Walker-Barnes admits that “I don’t have many relationships with people like that,” meaning that “they are not a good use of hatred either.” So, she asks the Lord for the “permission and desire to hate” the White people who claim “the progressive label but who are really wolves in sheep’s clothing.”

“Lord, if you can’t make me hate them, at least spare me from their perennial gaslighting, whitemansplaining, and White woman tears,” she prays. “Lord, if it be your will, harden my heart. Stop me from striving to see the best in people. Stop me from being hopeful that White people can do and be better. Let me imagine them instead as white-hooded robes standing in front of burning crosses.”

“Let me be like Jonah, unwilling for my enemies to change, or like Lot, able to walk away from them and their sinfulness without trying to call them to repentance,” continues Walker-Barnes, entirely missing the point of both narratives. “Free me from this burden of calling them to confession and repentance.”

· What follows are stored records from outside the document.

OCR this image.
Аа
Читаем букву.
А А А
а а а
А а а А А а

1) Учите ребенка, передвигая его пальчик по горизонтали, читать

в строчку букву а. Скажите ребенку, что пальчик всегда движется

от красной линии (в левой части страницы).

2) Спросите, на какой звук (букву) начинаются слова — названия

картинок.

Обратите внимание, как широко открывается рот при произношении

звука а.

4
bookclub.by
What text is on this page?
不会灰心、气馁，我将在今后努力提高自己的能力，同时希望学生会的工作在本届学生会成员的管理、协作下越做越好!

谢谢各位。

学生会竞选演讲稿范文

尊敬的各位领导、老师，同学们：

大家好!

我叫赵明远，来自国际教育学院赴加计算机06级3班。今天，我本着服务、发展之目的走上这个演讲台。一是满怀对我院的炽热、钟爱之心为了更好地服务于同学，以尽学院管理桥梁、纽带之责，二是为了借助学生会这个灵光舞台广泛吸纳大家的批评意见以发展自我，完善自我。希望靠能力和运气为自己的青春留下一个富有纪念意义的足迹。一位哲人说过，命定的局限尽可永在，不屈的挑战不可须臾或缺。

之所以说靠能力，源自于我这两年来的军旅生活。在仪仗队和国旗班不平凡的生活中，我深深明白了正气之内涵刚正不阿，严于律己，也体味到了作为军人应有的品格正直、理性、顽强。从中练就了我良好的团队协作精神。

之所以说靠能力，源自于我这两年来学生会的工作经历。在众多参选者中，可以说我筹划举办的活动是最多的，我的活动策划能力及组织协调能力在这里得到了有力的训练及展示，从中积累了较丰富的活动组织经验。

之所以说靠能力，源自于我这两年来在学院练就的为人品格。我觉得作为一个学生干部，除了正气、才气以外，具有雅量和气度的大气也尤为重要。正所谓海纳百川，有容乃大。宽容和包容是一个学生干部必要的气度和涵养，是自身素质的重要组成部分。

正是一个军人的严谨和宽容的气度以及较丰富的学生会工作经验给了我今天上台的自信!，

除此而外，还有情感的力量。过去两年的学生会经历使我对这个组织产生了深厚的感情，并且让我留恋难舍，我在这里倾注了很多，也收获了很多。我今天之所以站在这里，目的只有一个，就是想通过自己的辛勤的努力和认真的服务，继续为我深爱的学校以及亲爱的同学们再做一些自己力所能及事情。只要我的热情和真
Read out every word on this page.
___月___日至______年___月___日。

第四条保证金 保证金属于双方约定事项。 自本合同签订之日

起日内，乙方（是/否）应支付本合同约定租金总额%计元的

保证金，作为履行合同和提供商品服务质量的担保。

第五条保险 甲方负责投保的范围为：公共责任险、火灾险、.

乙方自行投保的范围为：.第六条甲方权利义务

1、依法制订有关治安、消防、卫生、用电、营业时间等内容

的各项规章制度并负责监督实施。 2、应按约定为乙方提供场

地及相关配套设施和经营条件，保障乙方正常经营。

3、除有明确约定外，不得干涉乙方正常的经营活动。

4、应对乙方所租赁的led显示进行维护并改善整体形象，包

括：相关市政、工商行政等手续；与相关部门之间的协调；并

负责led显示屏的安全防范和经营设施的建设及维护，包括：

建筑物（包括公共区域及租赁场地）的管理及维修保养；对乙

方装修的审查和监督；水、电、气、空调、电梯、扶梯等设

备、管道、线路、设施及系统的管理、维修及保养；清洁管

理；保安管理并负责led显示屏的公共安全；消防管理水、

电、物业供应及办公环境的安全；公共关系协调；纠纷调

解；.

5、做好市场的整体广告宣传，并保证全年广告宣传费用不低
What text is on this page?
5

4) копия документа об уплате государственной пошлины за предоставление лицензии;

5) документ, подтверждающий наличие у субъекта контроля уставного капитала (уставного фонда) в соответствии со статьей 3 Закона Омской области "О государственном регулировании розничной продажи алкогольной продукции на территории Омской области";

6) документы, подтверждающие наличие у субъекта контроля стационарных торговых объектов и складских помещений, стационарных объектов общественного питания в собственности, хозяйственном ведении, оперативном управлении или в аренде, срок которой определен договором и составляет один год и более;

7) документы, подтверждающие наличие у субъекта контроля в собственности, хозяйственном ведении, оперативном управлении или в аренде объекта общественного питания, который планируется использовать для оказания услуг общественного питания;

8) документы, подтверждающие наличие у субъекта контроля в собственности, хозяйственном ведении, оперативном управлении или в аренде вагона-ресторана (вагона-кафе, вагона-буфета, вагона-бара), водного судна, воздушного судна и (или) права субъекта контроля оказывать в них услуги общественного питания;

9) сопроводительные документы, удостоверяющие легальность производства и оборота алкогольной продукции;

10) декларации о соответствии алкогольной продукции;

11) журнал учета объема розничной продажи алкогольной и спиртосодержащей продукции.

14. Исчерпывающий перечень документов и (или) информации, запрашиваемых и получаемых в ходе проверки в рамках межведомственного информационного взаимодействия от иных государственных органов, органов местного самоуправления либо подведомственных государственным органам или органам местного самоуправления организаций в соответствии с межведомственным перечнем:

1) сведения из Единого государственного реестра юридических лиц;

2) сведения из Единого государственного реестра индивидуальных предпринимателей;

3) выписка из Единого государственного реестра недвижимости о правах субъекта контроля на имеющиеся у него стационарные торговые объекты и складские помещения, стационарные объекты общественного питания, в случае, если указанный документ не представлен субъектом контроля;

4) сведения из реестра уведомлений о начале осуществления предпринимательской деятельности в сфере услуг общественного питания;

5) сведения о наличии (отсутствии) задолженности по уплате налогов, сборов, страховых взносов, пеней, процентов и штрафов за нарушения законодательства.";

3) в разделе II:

She concludes by evoking the spirits of “Fannie and Ida and Pauli and Ella and Septima and Coretta.”

On Wednesday morning, Walker-Barnes addressed criticisms of her words on Instagram, writing, “the folks critiquing have clearly never read Psalms.” She then recalled an incident during which she was called a racial slur after which she did not seek vengeance but “took my rage to God in fear.” She says her experiences have “given me millions of reasons to hate White people,” that the “hatred would be justified,” and that “I could even find biblical precedent for it.” She laments that God has “given me a different spirit, one that insists on looking for goodness and possibility.” 

”This thread isn’t for the critics,” she adds. “They’re so wrapped in white supremacist Christianity that only God and maybe some cult deprogramming can help them.” 

Campus Reform reached out to Walker-Barnes and Mercer University for comment; this article will be updated accordingly.